Obama’s speech is expected to be strongly political and it comes less than two months before congressional elections when his Democrats face the threat of big losses. He was seen couching his economic plans as an expression of his values, favoring the middle class over the wealthiest Americans and big corporate interests such as oil and gas companies.
“These measures will help create jobs while building an American economy that is more competitive and productive over the long term,”Obama’s communications director, Dan Pfeiffer, said in a White House blog.
White House spokesman Robert Gibbs acknowledged Cleveland was selected as the venue for Obama’s speech because House Republican leader John Boehner of Ohio had made a speech there last month calling on Obama to fire his economic team.
Boehner, going on the offensive ahead of Obama’s speech, called on Wednesday for a two-year freeze on all current U.S. tax rates, including Bush-era tax cuts for the rich that are set to expire at the end of this year.
Speaking on ABC’s “Good Morning America” show, Boehner also proposed the government cut spending for next year to 2008 levels, before the controversial federal bailouts and Obama’s $814 billion stimulus plan.
“What that will do is help small businesses who have no clue what the coming tax rates are going to be,” Boehner said. “It gives them some certainty.
“If we’re able to do this together, I think we’ll show the American people that we understand what’s going on in the country and we’ll be able to get our economy moving again and get jobs growing in America,” he said.
The White House pitches Obama’s economic plans as essential to get the economy moving again and set for long-term economic growth.
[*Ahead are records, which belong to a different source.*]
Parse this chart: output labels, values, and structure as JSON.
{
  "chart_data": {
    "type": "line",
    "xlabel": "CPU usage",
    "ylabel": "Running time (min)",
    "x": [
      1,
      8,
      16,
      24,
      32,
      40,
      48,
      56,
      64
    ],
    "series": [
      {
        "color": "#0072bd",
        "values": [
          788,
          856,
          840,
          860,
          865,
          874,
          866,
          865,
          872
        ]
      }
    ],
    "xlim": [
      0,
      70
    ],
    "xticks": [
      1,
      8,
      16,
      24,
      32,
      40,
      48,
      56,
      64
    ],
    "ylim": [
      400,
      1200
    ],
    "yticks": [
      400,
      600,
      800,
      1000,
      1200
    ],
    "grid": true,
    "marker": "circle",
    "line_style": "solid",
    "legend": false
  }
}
But they cannot pass them without support in Congress from Republicans, who are far outnumbered in the House of Representatives and Senate by Obama’s fellow Democrats but still able to block legislation.
With polls showing Republicans favored to cut into or even eliminate Democratic majorities in Congress in November elections, the minority party has little motivation to give Obama a win. Republican leaders also are wary about more spending, in the face of massive budget deficits, instead favoring more tax cuts and reduced spending.
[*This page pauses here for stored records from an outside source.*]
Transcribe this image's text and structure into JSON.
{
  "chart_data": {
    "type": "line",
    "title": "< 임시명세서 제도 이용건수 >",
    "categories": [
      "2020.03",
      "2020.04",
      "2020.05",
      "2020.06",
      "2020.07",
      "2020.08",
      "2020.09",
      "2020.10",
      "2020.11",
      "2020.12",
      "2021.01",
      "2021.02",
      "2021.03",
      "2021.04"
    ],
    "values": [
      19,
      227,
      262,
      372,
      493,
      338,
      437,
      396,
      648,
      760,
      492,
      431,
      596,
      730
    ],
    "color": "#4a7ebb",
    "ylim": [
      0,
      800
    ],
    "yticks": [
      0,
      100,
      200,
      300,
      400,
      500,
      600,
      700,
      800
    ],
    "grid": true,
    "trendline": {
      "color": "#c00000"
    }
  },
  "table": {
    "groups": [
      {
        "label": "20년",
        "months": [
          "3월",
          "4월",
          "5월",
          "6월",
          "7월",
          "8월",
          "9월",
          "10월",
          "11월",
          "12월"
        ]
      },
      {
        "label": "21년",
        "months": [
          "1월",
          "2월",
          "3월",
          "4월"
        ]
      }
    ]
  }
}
In another divide with the opposition, Obama will stress that he will not ease his opposition to extending tax cuts for the wealthiest Americans enacted under his Republican predecessor, George W. Bush.
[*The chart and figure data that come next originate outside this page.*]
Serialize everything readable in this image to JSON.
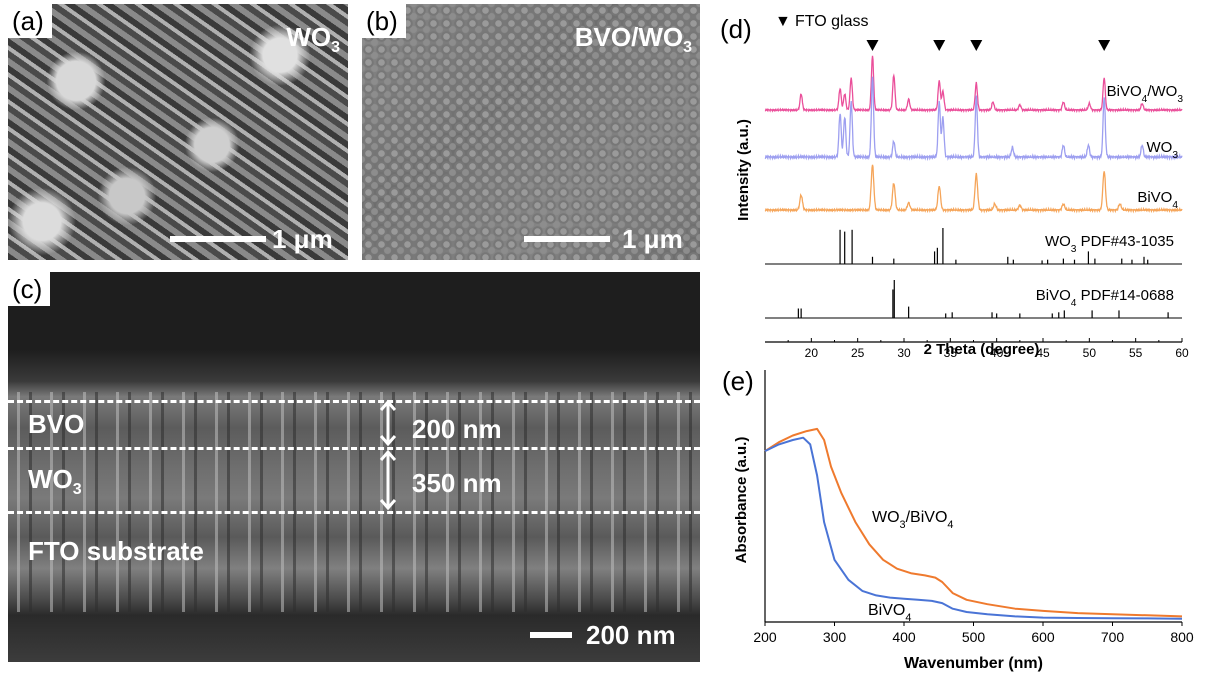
{
  "panel_a": {
    "label": "(a)",
    "material_main": "WO",
    "material_sub": "3",
    "scalebar": "1 μm"
  },
  "panel_b": {
    "label": "(b)",
    "material_main": "BVO/WO",
    "material_sub": "3",
    "scalebar": "1 μm"
  },
  "panel_c": {
    "label": "(c)",
    "layer_bvo": "BVO",
    "layer_wo3_main": "WO",
    "layer_wo3_sub": "3",
    "layer_fto": "FTO substrate",
    "thickness_bvo": "200 nm",
    "thickness_wo3": "350 nm",
    "scalebar": "200 nm"
  },
  "panel_d": {
    "label": "(d)"
  },
  "panel_e": {
    "label": "(e)"
  },
  "colors": {
    "pink": "#ea4f9a",
    "purple": "#9d9ff0",
    "orange": "#f5a55a",
    "uv_orange": "#ef7a2e",
    "uv_blue": "#4a74d6"
  },
  "chart_data": [
    {
      "type": "line",
      "panel": "d",
      "legend_marker": "▼",
      "legend_text": "FTO glass",
      "xlabel": "2 Theta (degree)",
      "ylabel": "Intensity (a.u.)",
      "xlim": [
        15,
        60
      ],
      "xticks": [
        "20",
        "25",
        "30",
        "35",
        "40",
        "45",
        "50",
        "55",
        "60"
      ],
      "series": [
        {
          "name": "BiVO4/WO3",
          "label_main": "BiVO",
          "label_sub1": "4",
          "label_mid": "/WO",
          "label_sub2": "3",
          "peaks": [
            [
              18.9,
              0.3
            ],
            [
              23.1,
              0.4
            ],
            [
              23.6,
              0.3
            ],
            [
              24.3,
              0.6
            ],
            [
              26.6,
              1.0
            ],
            [
              28.9,
              0.65
            ],
            [
              30.5,
              0.2
            ],
            [
              33.8,
              0.55
            ],
            [
              34.2,
              0.35
            ],
            [
              37.8,
              0.5
            ],
            [
              39.6,
              0.15
            ],
            [
              42.5,
              0.1
            ],
            [
              47.2,
              0.15
            ],
            [
              50.0,
              0.12
            ],
            [
              51.6,
              0.6
            ],
            [
              55.7,
              0.12
            ]
          ]
        },
        {
          "name": "WO3",
          "label_main": "WO",
          "label_sub1": "3",
          "peaks": [
            [
              23.1,
              0.55
            ],
            [
              23.6,
              0.5
            ],
            [
              24.3,
              0.7
            ],
            [
              26.6,
              1.0
            ],
            [
              28.9,
              0.2
            ],
            [
              33.8,
              0.7
            ],
            [
              34.2,
              0.5
            ],
            [
              37.8,
              0.75
            ],
            [
              41.7,
              0.12
            ],
            [
              47.2,
              0.15
            ],
            [
              49.9,
              0.15
            ],
            [
              51.6,
              0.75
            ],
            [
              55.7,
              0.15
            ]
          ]
        },
        {
          "name": "BiVO4",
          "label_main": "BiVO",
          "label_sub1": "4",
          "peaks": [
            [
              18.9,
              0.25
            ],
            [
              26.6,
              0.75
            ],
            [
              28.9,
              0.45
            ],
            [
              30.5,
              0.12
            ],
            [
              33.8,
              0.4
            ],
            [
              37.8,
              0.6
            ],
            [
              39.8,
              0.1
            ],
            [
              42.5,
              0.08
            ],
            [
              47.2,
              0.1
            ],
            [
              51.6,
              0.65
            ],
            [
              53.3,
              0.1
            ]
          ]
        }
      ],
      "fto_peaks": [
        26.6,
        33.8,
        37.8,
        51.6
      ],
      "references": [
        {
          "name": "WO3 PDF#43-1035",
          "label_main": "WO",
          "label_sub": "3",
          "label_rest": " PDF#43-1035",
          "sticks": [
            [
              23.1,
              0.95
            ],
            [
              23.6,
              0.9
            ],
            [
              24.4,
              0.95
            ],
            [
              26.6,
              0.2
            ],
            [
              28.9,
              0.15
            ],
            [
              33.3,
              0.35
            ],
            [
              33.6,
              0.45
            ],
            [
              34.2,
              1.0
            ],
            [
              35.6,
              0.12
            ],
            [
              41.2,
              0.2
            ],
            [
              41.8,
              0.12
            ],
            [
              44.9,
              0.1
            ],
            [
              45.5,
              0.12
            ],
            [
              47.2,
              0.15
            ],
            [
              48.4,
              0.12
            ],
            [
              49.9,
              0.35
            ],
            [
              50.6,
              0.15
            ],
            [
              53.5,
              0.15
            ],
            [
              54.6,
              0.12
            ],
            [
              55.9,
              0.2
            ],
            [
              56.3,
              0.12
            ]
          ]
        },
        {
          "name": "BiVO4 PDF#14-0688",
          "label_main": "BiVO",
          "label_sub": "4",
          "label_rest": " PDF#14-0688",
          "sticks": [
            [
              18.6,
              0.25
            ],
            [
              18.9,
              0.25
            ],
            [
              28.8,
              0.75
            ],
            [
              28.95,
              1.0
            ],
            [
              30.5,
              0.3
            ],
            [
              34.5,
              0.12
            ],
            [
              35.2,
              0.15
            ],
            [
              39.5,
              0.15
            ],
            [
              40.0,
              0.12
            ],
            [
              42.5,
              0.12
            ],
            [
              46.0,
              0.12
            ],
            [
              46.7,
              0.15
            ],
            [
              47.3,
              0.2
            ],
            [
              50.3,
              0.2
            ],
            [
              53.2,
              0.2
            ],
            [
              58.5,
              0.15
            ]
          ]
        }
      ]
    },
    {
      "type": "line",
      "panel": "e",
      "xlabel": "Wavenumber (nm)",
      "ylabel": "Absorbance (a.u.)",
      "xlim": [
        200,
        800
      ],
      "ylim": [
        0,
        1
      ],
      "xticks": [
        "200",
        "300",
        "400",
        "500",
        "600",
        "700",
        "800"
      ],
      "series": [
        {
          "name": "WO3/BiVO4",
          "label_main": "WO",
          "label_sub1": "3",
          "label_mid": "/BiVO",
          "label_sub2": "4",
          "x": [
            200,
            220,
            240,
            260,
            275,
            285,
            295,
            310,
            330,
            350,
            370,
            390,
            410,
            430,
            445,
            455,
            470,
            490,
            520,
            560,
            600,
            650,
            700,
            750,
            800
          ],
          "y": [
            0.77,
            0.81,
            0.84,
            0.86,
            0.87,
            0.82,
            0.7,
            0.58,
            0.45,
            0.35,
            0.28,
            0.24,
            0.22,
            0.21,
            0.2,
            0.18,
            0.13,
            0.1,
            0.08,
            0.06,
            0.05,
            0.04,
            0.035,
            0.03,
            0.025
          ]
        },
        {
          "name": "BiVO4",
          "label_main": "BiVO",
          "label_sub1": "4",
          "x": [
            200,
            220,
            240,
            255,
            265,
            275,
            285,
            300,
            320,
            340,
            360,
            380,
            400,
            420,
            440,
            455,
            470,
            490,
            520,
            560,
            600,
            650,
            700,
            750,
            800
          ],
          "y": [
            0.77,
            0.8,
            0.82,
            0.83,
            0.8,
            0.66,
            0.45,
            0.28,
            0.19,
            0.14,
            0.12,
            0.11,
            0.105,
            0.1,
            0.095,
            0.085,
            0.06,
            0.045,
            0.035,
            0.025,
            0.02,
            0.018,
            0.017,
            0.016,
            0.015
          ]
        }
      ]
    }
  ]
}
Democrats want to extend only the cuts for those making $250,000 a year or less but Republicans want to extend them for the wealthy as well and are calling expiration of the tax cuts this year a tax increase.
“There is no doubt that we strongly believe that a healthy, vibrant, economically viable middle class is key to economic recovery and we strongly support the extension of tax cuts to the middle class,” an administration official told reporters, speaking on condition of anonymity in order to speak freely.
“… But it’s also true that we don’t have 700 billion additional dollars to borrow to pay for tax cuts that essentially will go to millionaires … Saving that $700 billion and applying that to the deficit is a much better use of that money, so that is a values statement,” he said.
Aides said Obama also will repeat his call for Congress to pass a package of programs for small business, which Republicans have blocked in the Senate.
REPUBLICANS SAY FIRST STIMULUS FAILED
Republican leaders are skeptical about Obama’s proposals, saying they are reluctant to back more spending because the $814 billion stimulus Obama got through Congress in early 2009 has not had the desired effect.
Polls show deep public skepticism about the stimulus plan, and White House officials have proven reluctant to even use the word — saying repeatedly Obama’s new proposals are not another stimulus program but rather a set of proposals.
Economists said the new plans could provide a modest burst of activity in a slow-growth economy. The risk is that they would only pull forward investments, which would do little to alter a sluggish growth trajectory and spur hiring to alleviate the 9.6 percent unemployment rate.
The White House says the eventual cost of accelerating the $200 billion in tax write-offs would be $30 billion, because businesses would eventually deduct the depreciation of their equipment, bringing the total value of the different programs to $180 billion — or more — over time.
An administration official said the $50 billion in infrastructure spending would be in the first year, with more possible, depending on discussions with Congress.
Aides said Obama’s speech will not include any additional proposals. There had been widespread speculation that he might announce measures including a payroll tax holiday or increased federal funding for clean energy programs.